[Edu-sig] Calculating area of a surface plane on a spherical body.

Norman Vine nhv@cape.com
Tue, 18 Sep 2001 14:17:57 -0400


Jonathan Pennington writes:
>
>Given > 3 points on a plane, how would one use Python to calculate the
>surface area of that plane. I'm assuming numpy would be used because
>it's going to run quite frequently.

Given only three points all you can calculate is the area of 
the triangle defined by those points.

If this triangle is is on the surface of a sphere then the additional
area in the amount of the 'spherical excess' must  be applied to
determine the area of the spherical triangle.  This is closely
related to the angular 'spherical excess' of triangles on a sphere

IMHO a wonderful teaching device is to draw eight equal spherical
triangles on a sphere.  Each corner of the triangles is 90* hence
the spherical excess is 90*  Sum of angles - 180*

FYI
It can be proven that the sum of the interior angles of a spherical
triangle is always > 180* and < 540*

Spherical Area = pi times r squared times E divided by 180
SA = pi * r**2 * E / 180

where 
r = area of sphere
E = Angular Spherical Excess

This is easiest to derive from a unit sphere and is a 'good' teaching
device

>
>To give more of an explaination, I'm trying to develop an educational
>program that is adding mathematics to my existing attempt to merge
>science(geology) and programming.

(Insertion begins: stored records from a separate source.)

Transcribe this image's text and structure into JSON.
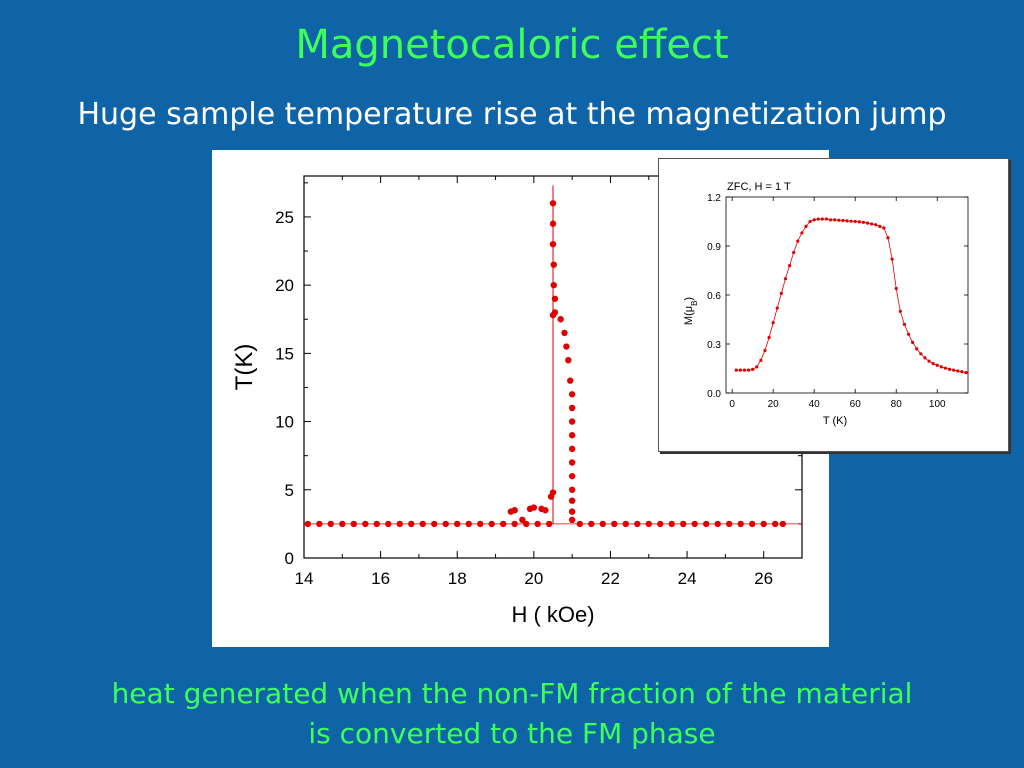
{
  "slide": {
    "title": "Magnetocaloric effect",
    "subtitle": "Huge sample temperature rise at the magnetization jump",
    "caption_line1": "heat generated when the non-FM fraction of the material",
    "caption_line2": "is converted to the FM phase"
  },
  "colors": {
    "background": "#0f64a8",
    "title": "#3dff5a",
    "subtitle": "#ffffff",
    "data": "#e00000"
  },
  "chart_data": [
    {
      "type": "scatter",
      "title": "",
      "xlabel": "H ( kOe)",
      "ylabel": "T(K)",
      "xlim": [
        14,
        27
      ],
      "ylim": [
        0,
        28
      ],
      "xticks": [
        14,
        16,
        18,
        20,
        22,
        24,
        26
      ],
      "yticks": [
        0,
        5,
        10,
        15,
        20,
        25
      ],
      "series": [
        {
          "points": [
            [
              14.1,
              2.5
            ],
            [
              14.4,
              2.5
            ],
            [
              14.7,
              2.5
            ],
            [
              15.0,
              2.5
            ],
            [
              15.3,
              2.5
            ],
            [
              15.6,
              2.5
            ],
            [
              15.9,
              2.5
            ],
            [
              16.2,
              2.5
            ],
            [
              16.5,
              2.5
            ],
            [
              16.8,
              2.5
            ],
            [
              17.1,
              2.5
            ],
            [
              17.4,
              2.5
            ],
            [
              17.7,
              2.5
            ],
            [
              18.0,
              2.5
            ],
            [
              18.3,
              2.5
            ],
            [
              18.6,
              2.5
            ],
            [
              18.9,
              2.5
            ],
            [
              19.2,
              2.5
            ],
            [
              19.5,
              2.5
            ],
            [
              19.8,
              2.5
            ],
            [
              20.1,
              2.5
            ],
            [
              20.4,
              2.5
            ],
            [
              19.4,
              3.4
            ],
            [
              19.5,
              3.5
            ],
            [
              19.7,
              2.8
            ],
            [
              19.9,
              3.6
            ],
            [
              20.0,
              3.7
            ],
            [
              20.2,
              3.6
            ],
            [
              20.3,
              3.5
            ],
            [
              20.45,
              4.5
            ],
            [
              20.5,
              4.8
            ],
            [
              20.5,
              26.0
            ],
            [
              20.5,
              24.5
            ],
            [
              20.5,
              23.0
            ],
            [
              20.52,
              21.5
            ],
            [
              20.52,
              20.0
            ],
            [
              20.55,
              19.0
            ],
            [
              20.55,
              18.0
            ],
            [
              20.5,
              17.8
            ],
            [
              20.7,
              17.5
            ],
            [
              20.8,
              16.5
            ],
            [
              20.85,
              15.5
            ],
            [
              20.9,
              14.5
            ],
            [
              20.95,
              13.0
            ],
            [
              21.0,
              12.0
            ],
            [
              21.0,
              11.0
            ],
            [
              21.0,
              10.0
            ],
            [
              21.0,
              9.0
            ],
            [
              21.0,
              8.0
            ],
            [
              21.0,
              7.0
            ],
            [
              21.0,
              6.0
            ],
            [
              21.0,
              5.0
            ],
            [
              21.0,
              4.2
            ],
            [
              21.0,
              3.4
            ],
            [
              21.0,
              2.8
            ],
            [
              21.2,
              2.5
            ],
            [
              21.5,
              2.5
            ],
            [
              21.8,
              2.5
            ],
            [
              22.1,
              2.5
            ],
            [
              22.4,
              2.5
            ],
            [
              22.7,
              2.5
            ],
            [
              23.0,
              2.5
            ],
            [
              23.3,
              2.5
            ],
            [
              23.6,
              2.5
            ],
            [
              23.9,
              2.5
            ],
            [
              24.2,
              2.5
            ],
            [
              24.5,
              2.5
            ],
            [
              24.8,
              2.5
            ],
            [
              25.1,
              2.5
            ],
            [
              25.4,
              2.5
            ],
            [
              25.7,
              2.5
            ],
            [
              26.0,
              2.5
            ],
            [
              26.3,
              2.5
            ],
            [
              26.5,
              2.5
            ]
          ]
        }
      ]
    },
    {
      "type": "line",
      "title": "ZFC, H = 1 T",
      "xlabel": "T (K)",
      "ylabel": "M(μB)",
      "xlim": [
        -3,
        115
      ],
      "ylim": [
        0,
        1.2
      ],
      "xticks": [
        0,
        20,
        40,
        60,
        80,
        100
      ],
      "yticks": [
        "0.0",
        "0.3",
        "0.6",
        "0.9",
        "1.2"
      ],
      "series": [
        {
          "x": [
            2,
            4,
            6,
            8,
            10,
            12,
            14,
            16,
            18,
            20,
            22,
            24,
            26,
            28,
            30,
            32,
            34,
            36,
            38,
            40,
            42,
            44,
            46,
            48,
            50,
            52,
            54,
            56,
            58,
            60,
            62,
            64,
            66,
            68,
            70,
            72,
            74,
            76,
            78,
            80,
            82,
            84,
            86,
            88,
            90,
            92,
            94,
            96,
            98,
            100,
            102,
            104,
            106,
            108,
            110,
            112,
            114
          ],
          "y": [
            0.14,
            0.14,
            0.14,
            0.14,
            0.145,
            0.16,
            0.2,
            0.26,
            0.34,
            0.43,
            0.52,
            0.61,
            0.7,
            0.78,
            0.86,
            0.93,
            0.98,
            1.02,
            1.05,
            1.06,
            1.065,
            1.065,
            1.065,
            1.06,
            1.06,
            1.058,
            1.056,
            1.054,
            1.052,
            1.05,
            1.048,
            1.045,
            1.04,
            1.035,
            1.03,
            1.02,
            1.01,
            0.95,
            0.82,
            0.64,
            0.5,
            0.42,
            0.36,
            0.31,
            0.27,
            0.24,
            0.215,
            0.195,
            0.18,
            0.17,
            0.16,
            0.152,
            0.145,
            0.14,
            0.135,
            0.13,
            0.125
          ]
        }
      ]
    }
  ]
}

Students will take coordinate data
>(either in lat/lon or UTM format) and enter the data into their
>programs to manipulate it, so the points will probably be in lat/lon
>format.

Note that the above is on a sphere and not a spheroid !
A reasonable first approximation of the area on a spheroidal triangle
can be made by simply using the distance from the center of the spheroid
to the center of the triangle as the radius

There were Python bindings for the Proj library 
try searching the vaults of parnassus

Note rather then just handing the students a working program
I would try to have them try to figure this one out on their own
using the unit sphere and 8 equal triangles as a starting point.